Meredith sagged back onto the banquette, stared up into the light. Her skin looked bruised. Her gaze dropped to the table, cluttered with images of Josie’s days and nights, her friends and colleagues, Josie full face and in profile, Josie dressed and naked, Josie with this man and that one. “What was it I thought I’d find out?” Meredith said, picking up the shot of her at the Elks Club. “What did I think you were hiding?”

She felt sad to see the woman like this, so suddenly helpless and lost looking. It scared her worse than seeing her powerful and in control. If Meredith was lost, what did that make Josie? “You could have just called.”

“You never pick up.”

She thought of phones ringing, a city of phones ringing and no one picking up. A universe of people in need, and nobody answering.

“I think about dying,” Meredith said, looking into her drink. “I think about it all the time. I don’t know what I have to live for now.”

“I know the feeling.”

The table of Water and Power engineers across the way burst into laughter, one had a bray like a donkey, high-pitched and silly. How strange, Josie thought, that people could still laugh like that. She felt like a Martian, all these people living their regular lives, having a laugh with their coworkers, stopping in for a little camaraderie before they went home to families or empty apartments, their cat and TV. Whereas this was her only comrade, the only person who understood just how empty a house could be.

“You have your music, that’s not nothing.”

Meredith sighed. “You know, I was about your age when my father killed himself. I don’t know if Michael told you.”

“He told me some,” Josie said.

Meredith arranged her coat around her shoulders, the cold that only the two of them seemed to feel. “I’d been working with Rudolf Serkin at Curtis, just before he died.” She leaned forward, elbows on the table covered with photos. “A very great pianist, one of the three greatest of his time. It was terribly important. Anyway, he was going to play with the Philadelphia Orchestra in New York, Carnegie Hall. The Brahms Second. And he got sick, I don’t remember with what, but he recommended me to Ormandy to replace him. I was all of twenty-one. One day’s notice, the Brahms Second. It’s a monster concerto. A huge responsibility.”

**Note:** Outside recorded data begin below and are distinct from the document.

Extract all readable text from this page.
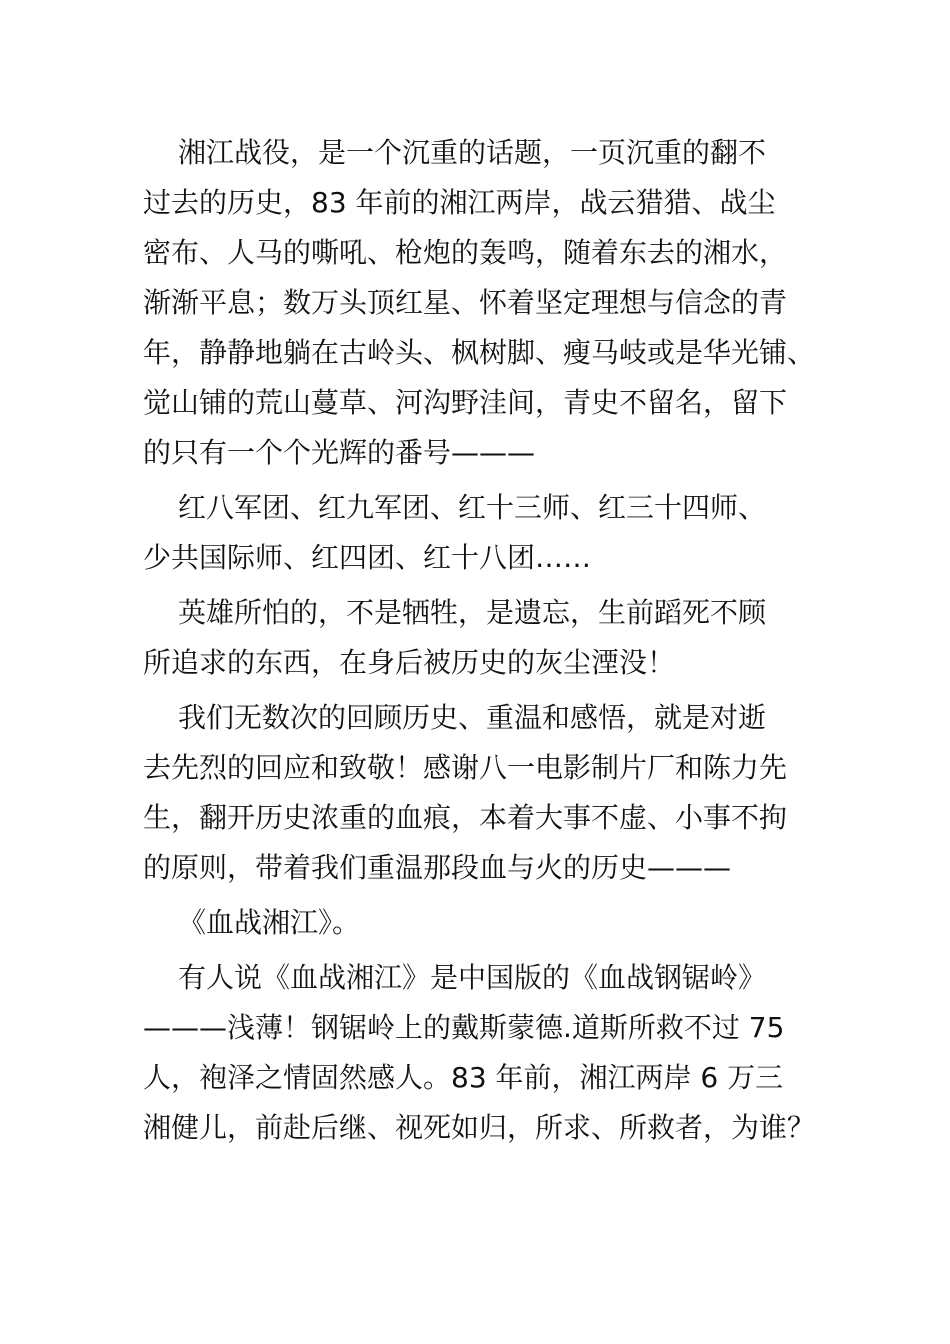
湘江战役，是一个沉重的话题，一页沉重的翻不
过去的历史，83 年前的湘江两岸，战云猎猎、战尘
密布、人马的嘶吼、枪炮的轰鸣，随着东去的湘水，
渐渐平息；数万头顶红星、怀着坚定理想与信念的青
年，静静地躺在古岭头、枫树脚、瘦马岐或是华光铺、
觉山铺的荒山蔓草、河沟野洼间，青史不留名，留下
的只有一个个光辉的番号———
红八军团、红九军团、红十三师、红三十四师、
少共国际师、红四团、红十八团……
英雄所怕的，不是牺牲，是遗忘，生前蹈死不顾
所追求的东西，在身后被历史的灰尘湮没！
我们无数次的回顾历史、重温和感悟，就是对逝
去先烈的回应和致敬！感谢八一电影制片厂和陈力先
生，翻开历史浓重的血痕，本着大事不虚、小事不拘
的原则，带着我们重温那段血与火的历史———
《血战湘江》。
有人说《血战湘江》是中国版的《血战钢锯岭》
———浅薄！钢锯岭上的戴斯蒙德.道斯所救不过 75
人，袍泽之情固然感人。83 年前，湘江两岸 6 万三
湘健儿，前赴后继、视死如归，所求、所救者，为谁？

All these names, floating like buoys in a sea of the things Josie didn’t know.
Serkin
and
Ormandy
and
Curtis,
but she could understand that Meredith was her age and suddenly she was supposed to play at Carnegie Hall. It had to have been a super big deal.

“It was like something right out of an old movie, where the star twists her ankle and the girl gets her big chance. I was so nervous I threw up just before the concert, then went out and something took over. It was like being lifted up on wings. Harold Schoenberg called me a goddess. Hurok signed me the next day, and within a week, he’d organized a tour. It was like being in the nose cone of a rocket, the momentum, how fast it all came. Everything I’d worked for since I was four years old. Like breaking free of earthly gravity.”